On the way to her funeral, I remember seeing a tree on the side of the road and as soon as I saw it, I had to pull over. I got out of my car and took a picture of it. I had hoped it was a sign from her, telling me she was watching and she was there. So many people had come to her service to show their support to her family and I was so happy to see how many people had cared about her as much as I did. Everyone who wanted to was allowed to bring a flower to her casket. I had brought a red rose, they were her favorite. I cried as I walked over, grasping the flower as tight as I could. I remember feeling the thorns on the stem jabbing into my palm, but I didn't care. Nothing was as painful as losing my life partner. As I lay the rose down, I closed my eyes, and pictured her smiling at me. I would always remember how beautiful her smile was.

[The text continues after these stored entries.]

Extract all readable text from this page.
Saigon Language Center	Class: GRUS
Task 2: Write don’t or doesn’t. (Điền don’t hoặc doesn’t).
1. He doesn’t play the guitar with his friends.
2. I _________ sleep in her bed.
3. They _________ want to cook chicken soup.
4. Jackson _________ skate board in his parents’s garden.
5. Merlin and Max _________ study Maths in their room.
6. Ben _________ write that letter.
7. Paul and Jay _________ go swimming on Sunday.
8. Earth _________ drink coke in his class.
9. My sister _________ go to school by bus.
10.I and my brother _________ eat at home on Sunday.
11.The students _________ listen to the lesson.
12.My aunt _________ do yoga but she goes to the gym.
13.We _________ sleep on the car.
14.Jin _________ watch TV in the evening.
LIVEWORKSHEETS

After I graduated, I applied for and got a scholarship to Montana Sate University in Bozeman. I knew that even though I didn't have her with me physically, Camilla would always be there tuning in to the latest. She'd be there when I dozed off in the lectures, when I was too drunk in the bathroom at a dorm party, and especially when I was sitting down to tell you this story. This was my story and this was my life, but now you know a part of Camilla's story too. Now you know a little about my best friend. I used to hold myself responsible for the longest time. The guilt I had would eat at me every single day. I still wish I could've gone back to tell us not to go with those boys. I've accepted that I can't change the past, but maybe I can try to help the future. I've worked towards living a full and sober lifestyle for my best friend and I hope to help others work towards it too. It only takes one second for things to go wrong. Please don't let anyone else's life end before their story has even begun. Hold on to your Camilla and never let them go because you never know what you had until it's gone.